Risk of total failure P2P credit platform

The risk of a total failure of a P2P platform should not be underestimated, but also not overestimated! Nobody can judge exactly how high this is. On the one hand, P2P loans are still in their infancy (compared to traditional investments such as stocks, funds and the like), and on the other hand, I am not aware of a total default.

What happens in the event of a total failure?

money cash

Nobody can say this with 100% certainty due to the lack of precedents. You can find out what such a worst-case scenario looks like with the respective provider in the FAQ directory of the platform or through a specific request from the support. It is usually the case that the P2P platform transmits the so-called “loan book” to a notary at regular intervals. In the event of bankruptcy, the latter is then responsible for processing the outstanding loans. In theory, this sounds plausible to me, but in the worst case I would have to take care of it myself. Realistically speaking, the latter is almost impossible.

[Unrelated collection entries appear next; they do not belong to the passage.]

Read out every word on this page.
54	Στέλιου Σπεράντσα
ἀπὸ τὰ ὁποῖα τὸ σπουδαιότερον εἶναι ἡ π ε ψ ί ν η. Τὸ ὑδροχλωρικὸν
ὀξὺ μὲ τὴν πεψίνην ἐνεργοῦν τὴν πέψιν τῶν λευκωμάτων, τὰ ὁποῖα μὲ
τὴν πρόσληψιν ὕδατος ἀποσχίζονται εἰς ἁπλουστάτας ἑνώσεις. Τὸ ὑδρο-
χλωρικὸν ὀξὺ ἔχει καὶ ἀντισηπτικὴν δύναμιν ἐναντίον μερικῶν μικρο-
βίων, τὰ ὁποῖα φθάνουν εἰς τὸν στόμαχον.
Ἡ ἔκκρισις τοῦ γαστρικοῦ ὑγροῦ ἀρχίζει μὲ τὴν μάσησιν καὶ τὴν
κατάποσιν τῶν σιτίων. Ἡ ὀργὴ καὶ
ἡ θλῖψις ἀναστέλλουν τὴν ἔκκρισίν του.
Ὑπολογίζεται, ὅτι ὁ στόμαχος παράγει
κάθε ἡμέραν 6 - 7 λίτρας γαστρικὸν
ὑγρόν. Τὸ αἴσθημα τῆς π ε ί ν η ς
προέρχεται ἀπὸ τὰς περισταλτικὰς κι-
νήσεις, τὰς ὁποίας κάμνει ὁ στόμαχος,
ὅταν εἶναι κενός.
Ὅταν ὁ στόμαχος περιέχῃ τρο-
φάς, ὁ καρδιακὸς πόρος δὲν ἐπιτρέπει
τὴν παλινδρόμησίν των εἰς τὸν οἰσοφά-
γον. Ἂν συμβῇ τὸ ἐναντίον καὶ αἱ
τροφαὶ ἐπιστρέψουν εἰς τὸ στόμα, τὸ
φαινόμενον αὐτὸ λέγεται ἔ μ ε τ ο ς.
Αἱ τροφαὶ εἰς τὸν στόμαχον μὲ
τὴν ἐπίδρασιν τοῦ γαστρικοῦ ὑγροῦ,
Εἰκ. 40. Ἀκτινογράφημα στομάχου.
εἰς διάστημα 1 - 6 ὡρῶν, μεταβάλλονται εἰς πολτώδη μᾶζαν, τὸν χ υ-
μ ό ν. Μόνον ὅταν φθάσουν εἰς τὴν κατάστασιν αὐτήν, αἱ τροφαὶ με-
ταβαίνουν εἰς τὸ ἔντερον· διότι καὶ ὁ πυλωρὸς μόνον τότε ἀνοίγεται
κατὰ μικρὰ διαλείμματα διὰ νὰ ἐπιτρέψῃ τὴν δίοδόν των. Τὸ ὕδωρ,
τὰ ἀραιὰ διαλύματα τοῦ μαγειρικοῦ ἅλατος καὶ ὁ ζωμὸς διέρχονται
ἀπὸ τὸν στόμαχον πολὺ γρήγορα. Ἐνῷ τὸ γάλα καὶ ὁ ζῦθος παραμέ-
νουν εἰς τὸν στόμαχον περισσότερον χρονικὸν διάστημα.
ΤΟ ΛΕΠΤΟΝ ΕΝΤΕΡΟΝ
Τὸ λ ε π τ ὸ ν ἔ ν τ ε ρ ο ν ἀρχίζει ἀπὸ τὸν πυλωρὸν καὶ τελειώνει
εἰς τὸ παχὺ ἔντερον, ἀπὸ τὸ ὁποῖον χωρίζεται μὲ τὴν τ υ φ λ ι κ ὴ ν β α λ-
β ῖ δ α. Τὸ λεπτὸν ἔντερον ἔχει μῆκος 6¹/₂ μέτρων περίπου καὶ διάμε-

How can I protect myself from a total failure?

money cash

You cannot protect yourself directly from it, as you have no personal influence on it. However, you can minimize your risk if you observe the following points:

 

  • Diversification as the top priority! Spread your total investment across multiple P2P platforms / providers and loan initiators. One should also think about a diversification into different economic areas (Western Europe / Eastern Europe, various countries).
  • Read financial reports! If these are made available, you should read them into them and follow them for years. A possible total loss can be recognized early on in the balance sheets.
  • Watch statistics! Every provider makes statistics available to investors somewhere on the homepage. Observe growth rates in credit volume, number of investors and also default rates.
  • Establishing the market: The trend is that the longer a provider is established on the market, the less likely it is that there will be a sudden total failure.

My personal assessment

Basically, I think a sudden total failure of a P2P loan platform is relatively unlikely. Rather, I think it is a realistic scenario that some providers will clearly stand out from the competition and others will gradually disappear from their meaning. Here too the old adage applies: “Whoever does not go with the times goes with the times”. In my opinion, there is currently a huge change in the direction of “P2P Loans 2.0”.

The original idea of ​​social lending seems to be falling behind more and more.

Many investors want pre-financed loans, repurchase guarantees / collateral, small minimum investment amounts, no fees etc. – to name just a few points. I don’t exempt myself from it. This is probably the reason why the Eastern European P2P platforms find this enormous popularity. The development of Smava can be seen as an even more extreme example. Smava was one of the pioneers in the German social lending sector in 2007 and sees itself today mainly as a comparison portal for installment loans. P2P loans are now only a minimal “secondary branch”. How the development continues – we will see!.